Der Argumentationsgang des BVerfG
Umso erfreulicher ist, dass das BVerfG sich in »Bundesnotbremse I« nun ausführlich mit dem Problem auseinandersetzt. Das Gericht bejaht dabei zunächst die Frage, ob Ausgangssperren in die Freiheit der Person eingreifen. Auch wenn die Freiheit der Person typischerweise Fälle unmittelbaren körperlichen Zwangs (etwa einer Verhaftung) betreffe, sei anerkannt, dass dies kein zwingendes Erfordernis ist. Vielmehr könne »in die Fortbewegungsfreiheit auch durch allein psychisch vermittelten Zwang eingegriffen werden«, wenn eine »Zwangswirkung, die nach Art und Ausmaß einem unmittelbar wirkenden physischen Zwang vergleichbar ist«, vorliegt (Rz. 246).
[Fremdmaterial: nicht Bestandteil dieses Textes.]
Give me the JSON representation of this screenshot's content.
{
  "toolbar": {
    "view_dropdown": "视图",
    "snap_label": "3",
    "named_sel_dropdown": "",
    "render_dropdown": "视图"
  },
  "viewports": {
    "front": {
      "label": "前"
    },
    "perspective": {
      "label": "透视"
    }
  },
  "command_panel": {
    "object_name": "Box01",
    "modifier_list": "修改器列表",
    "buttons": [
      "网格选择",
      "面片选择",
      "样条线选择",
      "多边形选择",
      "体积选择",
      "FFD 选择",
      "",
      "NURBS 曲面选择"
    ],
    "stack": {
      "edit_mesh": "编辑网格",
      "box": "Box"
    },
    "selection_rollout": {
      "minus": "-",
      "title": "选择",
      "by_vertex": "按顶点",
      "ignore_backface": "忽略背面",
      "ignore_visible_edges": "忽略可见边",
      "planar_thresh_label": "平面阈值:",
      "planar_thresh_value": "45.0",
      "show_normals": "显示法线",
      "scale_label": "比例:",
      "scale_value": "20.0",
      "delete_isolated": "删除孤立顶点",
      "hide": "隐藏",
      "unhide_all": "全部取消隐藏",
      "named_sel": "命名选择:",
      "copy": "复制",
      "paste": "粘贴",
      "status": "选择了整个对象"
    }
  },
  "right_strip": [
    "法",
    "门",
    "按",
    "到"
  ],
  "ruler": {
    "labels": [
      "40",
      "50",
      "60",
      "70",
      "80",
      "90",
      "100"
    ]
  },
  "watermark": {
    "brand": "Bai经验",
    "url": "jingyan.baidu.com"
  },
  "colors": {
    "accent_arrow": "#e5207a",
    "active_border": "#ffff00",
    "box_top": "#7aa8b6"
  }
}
Sodann widmet sich das BVerfG dem Schrankenvorbehalt in Art. 2 Abs. 2 S. 3, Art. 104 Abs. 1 S. 1 GG. Der Wortlaut deute »eher auf ein zumindest auch kompetenzielles Verständnis der Schranken hin« und »könnte nahelegen, dass dem parlamentarischen Gesetzgeber Eingriffe in dieses Freiheitsrecht unmittelbar durch Gesetz nicht zugänglich sind« (Rz. 268 f.). Jedoch konstatiert das Gericht, dass der Wortlaut nicht zwingend sei; so werde er etwa bei Art. 10 Abs. 1 GG auch übergangen (Rz. 269).
Die Entstehungsgeschichte der Norm sei zwar »uneindeutig«, lasse sich aber so lesen , »dass bei der Formulierung ›auf Grund eines Gesetzes‹ der gesetzesunmittelbare wie auch der durch die Verwaltung vermittelte Eingriff als möglich erachtet wurde, aber nicht umgekehrt die Legislative von der unmittelbaren Regelung ausgeschlossen sein sollte« (Rz. 270).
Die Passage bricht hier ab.